Hacked Down In Their Prime.
a friend, her mom sent her a can of anchovies
for christmas, Hi Jane. Seasons Greetings.
No more faith in my writing, no more bursting with excitement
fairly sad tonight. no lovers, boyfriends, city
is shithead mean, outsider is me.
That last stanza certainly takes the poem in an extreme opposite direction. Seemingly. One might argue for cutting that stanza. I might. Might have. Not only is the mood different, but that stanza is more seemingly autobiographical than the rest of the playful poem (maybe more autobiographical than the rest of the whole collection). And yet. But. Timmons chose to keep it, and, I think, she’s playing with our expectations about what poetry is again.
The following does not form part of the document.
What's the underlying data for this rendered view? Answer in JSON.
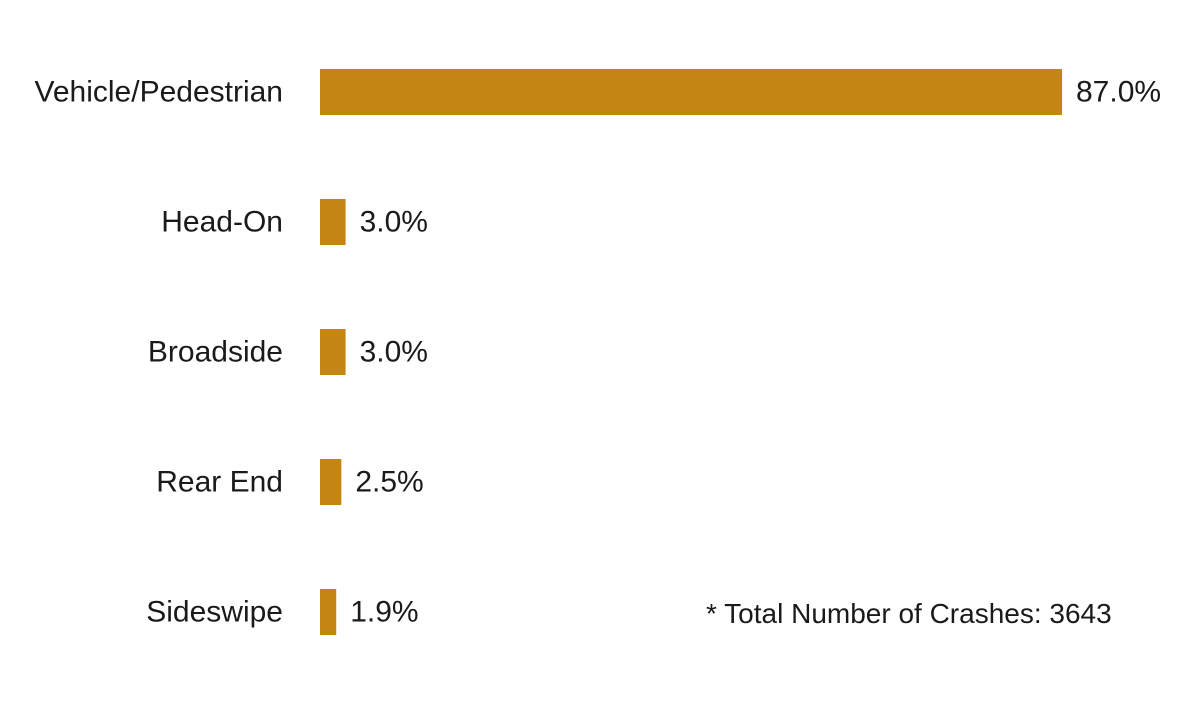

Just when you think her poetry has to be read as absurd and jester-like, bam, here she comes with some simple statements about being lonely around Christmas in New York. And hell, I’ve been there.
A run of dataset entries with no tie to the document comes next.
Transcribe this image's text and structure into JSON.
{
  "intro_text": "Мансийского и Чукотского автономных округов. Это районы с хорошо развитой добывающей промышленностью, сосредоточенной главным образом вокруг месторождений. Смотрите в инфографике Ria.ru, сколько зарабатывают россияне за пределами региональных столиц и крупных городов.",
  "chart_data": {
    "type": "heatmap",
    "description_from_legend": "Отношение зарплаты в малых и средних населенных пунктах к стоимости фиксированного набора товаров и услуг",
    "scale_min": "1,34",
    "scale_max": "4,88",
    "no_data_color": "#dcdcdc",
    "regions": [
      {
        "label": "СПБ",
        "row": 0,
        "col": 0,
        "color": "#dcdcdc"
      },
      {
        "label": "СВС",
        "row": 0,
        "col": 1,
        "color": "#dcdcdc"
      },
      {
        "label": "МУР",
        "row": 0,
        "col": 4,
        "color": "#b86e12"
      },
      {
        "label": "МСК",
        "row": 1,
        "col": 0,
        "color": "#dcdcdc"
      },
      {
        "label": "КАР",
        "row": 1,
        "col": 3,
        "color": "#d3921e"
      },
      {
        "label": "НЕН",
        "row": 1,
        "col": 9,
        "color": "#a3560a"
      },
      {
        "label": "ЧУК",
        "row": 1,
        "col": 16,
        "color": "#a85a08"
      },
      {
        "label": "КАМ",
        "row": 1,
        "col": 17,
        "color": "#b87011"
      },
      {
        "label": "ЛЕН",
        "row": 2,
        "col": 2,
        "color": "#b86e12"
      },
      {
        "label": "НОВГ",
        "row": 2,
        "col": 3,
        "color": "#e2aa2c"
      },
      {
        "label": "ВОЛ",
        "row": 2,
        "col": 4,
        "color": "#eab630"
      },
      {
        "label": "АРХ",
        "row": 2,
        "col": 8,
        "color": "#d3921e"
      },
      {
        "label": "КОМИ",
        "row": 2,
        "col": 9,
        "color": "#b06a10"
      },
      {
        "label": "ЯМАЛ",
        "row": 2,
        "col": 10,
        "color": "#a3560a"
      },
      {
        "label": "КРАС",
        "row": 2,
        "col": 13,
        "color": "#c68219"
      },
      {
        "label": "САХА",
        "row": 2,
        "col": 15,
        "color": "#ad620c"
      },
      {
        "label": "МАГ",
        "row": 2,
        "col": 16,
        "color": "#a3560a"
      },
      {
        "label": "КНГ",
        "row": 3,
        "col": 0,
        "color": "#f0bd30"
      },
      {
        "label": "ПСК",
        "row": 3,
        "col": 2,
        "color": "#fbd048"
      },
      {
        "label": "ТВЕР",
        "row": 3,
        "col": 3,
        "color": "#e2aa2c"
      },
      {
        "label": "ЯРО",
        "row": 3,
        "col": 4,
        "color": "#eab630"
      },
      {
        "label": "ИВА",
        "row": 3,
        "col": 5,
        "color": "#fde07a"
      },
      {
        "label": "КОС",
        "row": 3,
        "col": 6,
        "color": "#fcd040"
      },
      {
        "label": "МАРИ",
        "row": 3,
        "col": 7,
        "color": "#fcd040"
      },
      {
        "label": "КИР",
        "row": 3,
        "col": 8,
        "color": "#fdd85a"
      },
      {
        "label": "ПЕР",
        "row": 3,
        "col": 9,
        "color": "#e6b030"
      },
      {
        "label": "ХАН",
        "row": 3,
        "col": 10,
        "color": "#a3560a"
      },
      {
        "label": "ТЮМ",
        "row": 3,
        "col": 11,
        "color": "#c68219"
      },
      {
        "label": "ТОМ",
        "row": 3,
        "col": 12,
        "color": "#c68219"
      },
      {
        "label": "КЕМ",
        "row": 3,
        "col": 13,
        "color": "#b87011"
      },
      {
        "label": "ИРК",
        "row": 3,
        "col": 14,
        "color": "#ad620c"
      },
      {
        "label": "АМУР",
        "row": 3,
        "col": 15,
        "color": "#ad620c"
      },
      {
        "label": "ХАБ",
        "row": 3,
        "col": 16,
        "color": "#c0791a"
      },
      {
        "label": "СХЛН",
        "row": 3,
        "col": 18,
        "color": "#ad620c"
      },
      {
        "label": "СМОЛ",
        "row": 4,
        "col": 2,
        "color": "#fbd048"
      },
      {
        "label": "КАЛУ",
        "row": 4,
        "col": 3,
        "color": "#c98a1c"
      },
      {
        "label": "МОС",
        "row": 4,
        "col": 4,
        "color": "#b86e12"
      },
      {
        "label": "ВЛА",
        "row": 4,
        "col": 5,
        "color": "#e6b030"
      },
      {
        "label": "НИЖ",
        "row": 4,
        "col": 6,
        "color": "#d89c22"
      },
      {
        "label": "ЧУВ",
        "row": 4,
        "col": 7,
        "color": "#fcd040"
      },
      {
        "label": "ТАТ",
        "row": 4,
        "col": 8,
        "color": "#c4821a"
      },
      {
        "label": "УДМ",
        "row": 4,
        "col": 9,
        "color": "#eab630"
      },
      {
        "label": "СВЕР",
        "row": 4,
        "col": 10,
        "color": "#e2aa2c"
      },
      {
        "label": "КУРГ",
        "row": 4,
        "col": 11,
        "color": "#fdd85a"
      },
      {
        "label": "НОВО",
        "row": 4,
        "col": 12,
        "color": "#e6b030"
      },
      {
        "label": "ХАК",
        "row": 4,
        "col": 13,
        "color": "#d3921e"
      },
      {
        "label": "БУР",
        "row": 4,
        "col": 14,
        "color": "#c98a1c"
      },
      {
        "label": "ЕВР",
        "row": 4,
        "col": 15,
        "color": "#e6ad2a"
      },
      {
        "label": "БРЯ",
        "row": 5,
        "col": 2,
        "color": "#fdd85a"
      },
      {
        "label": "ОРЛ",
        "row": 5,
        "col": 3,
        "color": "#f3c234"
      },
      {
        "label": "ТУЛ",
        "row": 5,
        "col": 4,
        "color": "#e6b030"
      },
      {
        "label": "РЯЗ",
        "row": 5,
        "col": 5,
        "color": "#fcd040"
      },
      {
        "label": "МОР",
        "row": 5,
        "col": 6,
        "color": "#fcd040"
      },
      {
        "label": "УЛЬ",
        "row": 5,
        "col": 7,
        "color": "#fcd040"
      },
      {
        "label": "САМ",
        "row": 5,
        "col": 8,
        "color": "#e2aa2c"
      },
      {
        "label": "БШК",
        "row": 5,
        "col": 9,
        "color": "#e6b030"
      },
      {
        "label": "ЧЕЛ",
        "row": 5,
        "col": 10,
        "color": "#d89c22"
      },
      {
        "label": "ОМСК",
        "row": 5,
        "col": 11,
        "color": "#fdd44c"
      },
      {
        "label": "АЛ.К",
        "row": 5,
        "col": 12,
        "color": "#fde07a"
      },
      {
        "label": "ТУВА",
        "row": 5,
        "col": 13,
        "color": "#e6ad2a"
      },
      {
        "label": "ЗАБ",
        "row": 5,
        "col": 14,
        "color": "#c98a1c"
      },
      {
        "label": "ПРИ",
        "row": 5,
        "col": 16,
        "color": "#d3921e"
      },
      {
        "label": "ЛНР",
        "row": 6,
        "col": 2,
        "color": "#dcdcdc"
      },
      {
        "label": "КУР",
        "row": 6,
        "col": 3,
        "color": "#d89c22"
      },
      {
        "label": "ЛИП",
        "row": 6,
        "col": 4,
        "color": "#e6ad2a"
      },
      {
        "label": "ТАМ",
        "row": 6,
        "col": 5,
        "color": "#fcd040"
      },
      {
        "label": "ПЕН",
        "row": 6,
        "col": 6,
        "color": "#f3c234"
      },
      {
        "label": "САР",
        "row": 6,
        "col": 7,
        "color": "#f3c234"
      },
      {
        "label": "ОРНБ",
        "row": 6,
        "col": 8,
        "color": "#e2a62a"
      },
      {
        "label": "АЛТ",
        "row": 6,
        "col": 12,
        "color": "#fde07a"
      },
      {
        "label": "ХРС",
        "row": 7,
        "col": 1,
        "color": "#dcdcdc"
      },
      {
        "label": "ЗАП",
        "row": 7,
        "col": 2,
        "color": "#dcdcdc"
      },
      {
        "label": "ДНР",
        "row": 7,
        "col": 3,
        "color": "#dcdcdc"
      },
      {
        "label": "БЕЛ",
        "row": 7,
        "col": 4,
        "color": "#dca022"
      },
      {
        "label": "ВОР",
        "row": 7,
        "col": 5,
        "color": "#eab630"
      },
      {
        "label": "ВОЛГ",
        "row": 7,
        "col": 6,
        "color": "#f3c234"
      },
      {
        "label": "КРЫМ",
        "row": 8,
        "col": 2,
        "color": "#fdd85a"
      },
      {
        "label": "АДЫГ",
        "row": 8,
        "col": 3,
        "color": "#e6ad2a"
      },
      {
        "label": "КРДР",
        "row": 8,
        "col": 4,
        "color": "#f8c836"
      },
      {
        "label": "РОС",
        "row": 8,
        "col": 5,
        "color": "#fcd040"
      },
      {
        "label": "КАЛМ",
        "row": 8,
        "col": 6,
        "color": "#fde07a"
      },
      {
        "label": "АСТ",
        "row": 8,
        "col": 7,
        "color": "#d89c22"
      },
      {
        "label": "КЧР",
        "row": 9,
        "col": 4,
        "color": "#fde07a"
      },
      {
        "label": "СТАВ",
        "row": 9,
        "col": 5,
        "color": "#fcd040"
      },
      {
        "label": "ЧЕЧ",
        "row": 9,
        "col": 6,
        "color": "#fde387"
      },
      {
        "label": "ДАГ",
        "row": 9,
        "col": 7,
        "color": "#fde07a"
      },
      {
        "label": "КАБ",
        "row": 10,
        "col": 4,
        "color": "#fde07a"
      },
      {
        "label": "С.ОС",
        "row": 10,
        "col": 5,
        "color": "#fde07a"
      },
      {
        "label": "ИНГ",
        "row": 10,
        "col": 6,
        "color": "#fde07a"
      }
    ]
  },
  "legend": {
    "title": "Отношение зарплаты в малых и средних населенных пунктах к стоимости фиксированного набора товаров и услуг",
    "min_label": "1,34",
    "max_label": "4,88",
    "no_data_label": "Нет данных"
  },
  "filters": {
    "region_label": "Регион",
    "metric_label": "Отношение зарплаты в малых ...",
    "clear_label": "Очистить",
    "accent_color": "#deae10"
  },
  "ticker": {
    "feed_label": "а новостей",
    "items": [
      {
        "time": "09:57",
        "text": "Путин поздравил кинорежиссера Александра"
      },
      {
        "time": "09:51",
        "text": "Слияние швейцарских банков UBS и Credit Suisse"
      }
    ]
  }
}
And even the last lines of the previous stanza hint that something is not right, they shift the poem already, with that seemingly clueless present from a mom to a daughter, making us imagine a whole huge family story going on there. The daughter is at the very least not understood, which leads us into Timmon’s own feelings of not even having anyone around—to understand her or not—at all.
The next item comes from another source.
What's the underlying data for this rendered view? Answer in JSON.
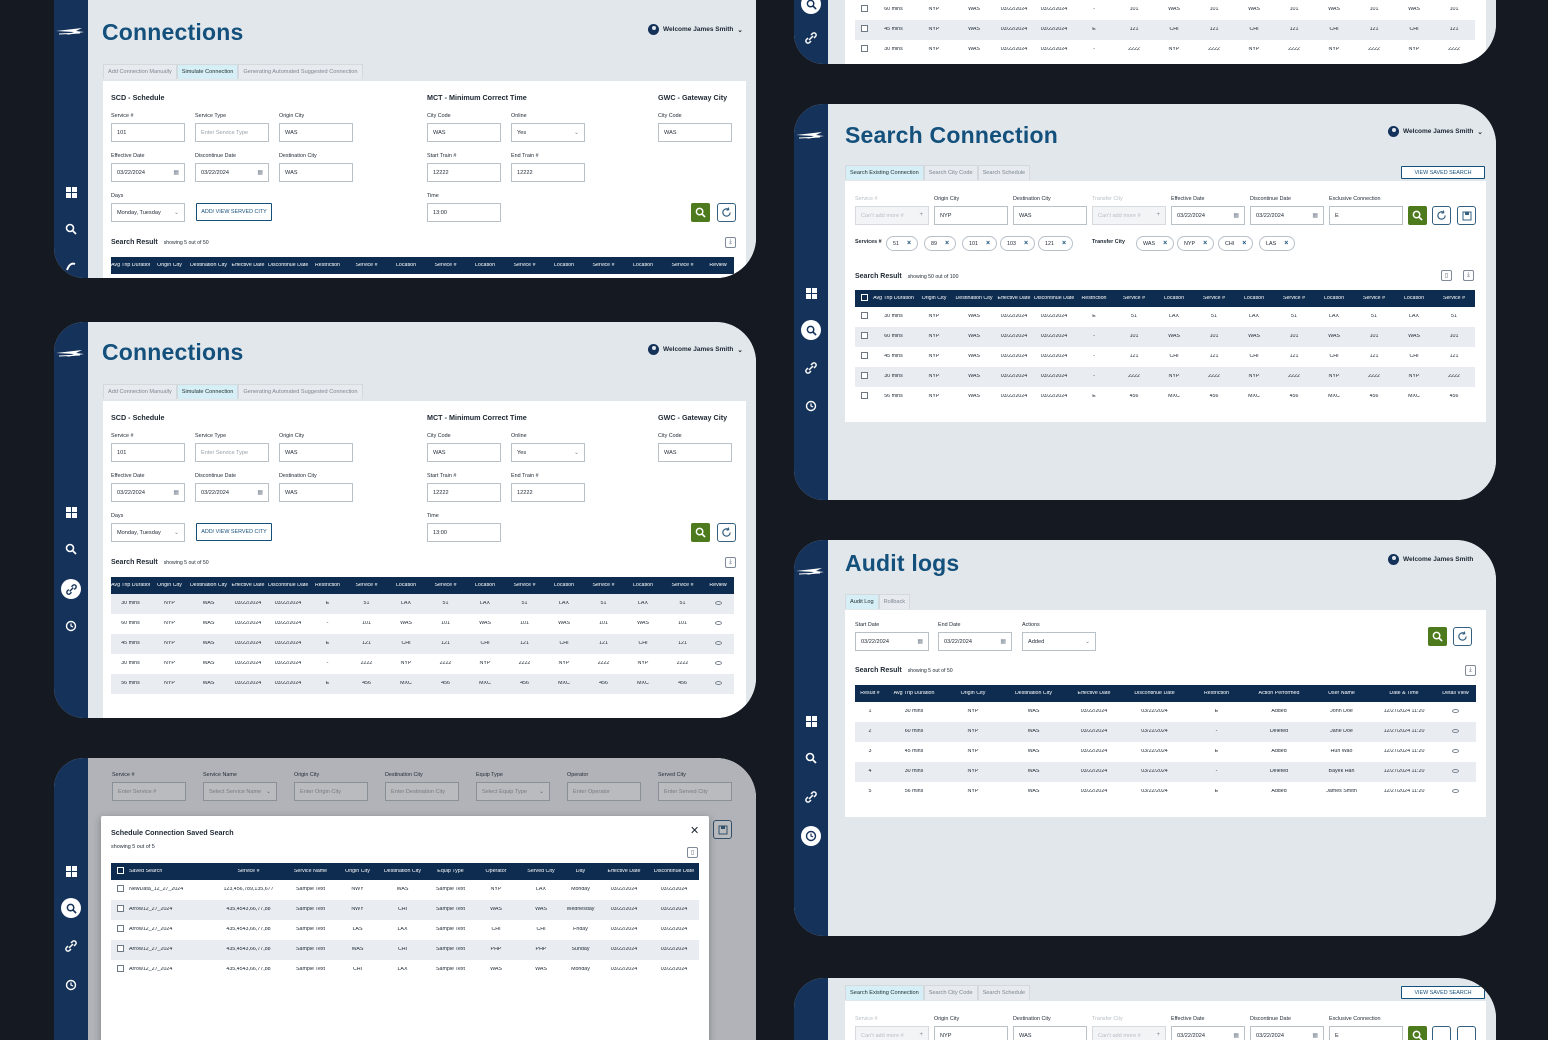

This idea, that there is more going on in a poem than we know—though we may sense it—is exactly what good poetry of any type inspires in us. Which is true of more than a few of Timmons’ poems. Point being, Timmons is a great example of how poets, and poetry, defy our expectations, though I can’t help wonder if her humor, her oddball quirkiness, and yes her gender have something to do with us not having heard of her before. That is, is this part of the ‘women aren’t funny’ phenomenon that ran through the comedy world (and still does)? While O’Hara, Bukowski, Ashbury, and Padgett (and Trinidad, and Lehman, and Alexie) are known for their humor, a woman poet known for it is more rare.
Maybe I’m wrong. It’s happened before. Because have Denise Duhamel, Kim Addonizio, and especially Amy Gerstler, though none of them quite has the non-sequitur-ness style of Timmons. Do poetry snobs (I can say that, I am one) prefer women to—gasp—make sense? Or is it to be serious? Because there are plenty of female Language poets that don’t make sense. Or is it just merely the winds of fate in the Po Biz. Consult the book:
uh uh here it comes
direct from the mouth of a
great big clown
lecturing a class of clowns
from some clowny high ground
If Timmons is critiquing the clowns (and they’re everywhere)(I can say that, I am one), then she is the Jester, urging us to not take ourselves too seriously. Is that a joke? Is that poetry?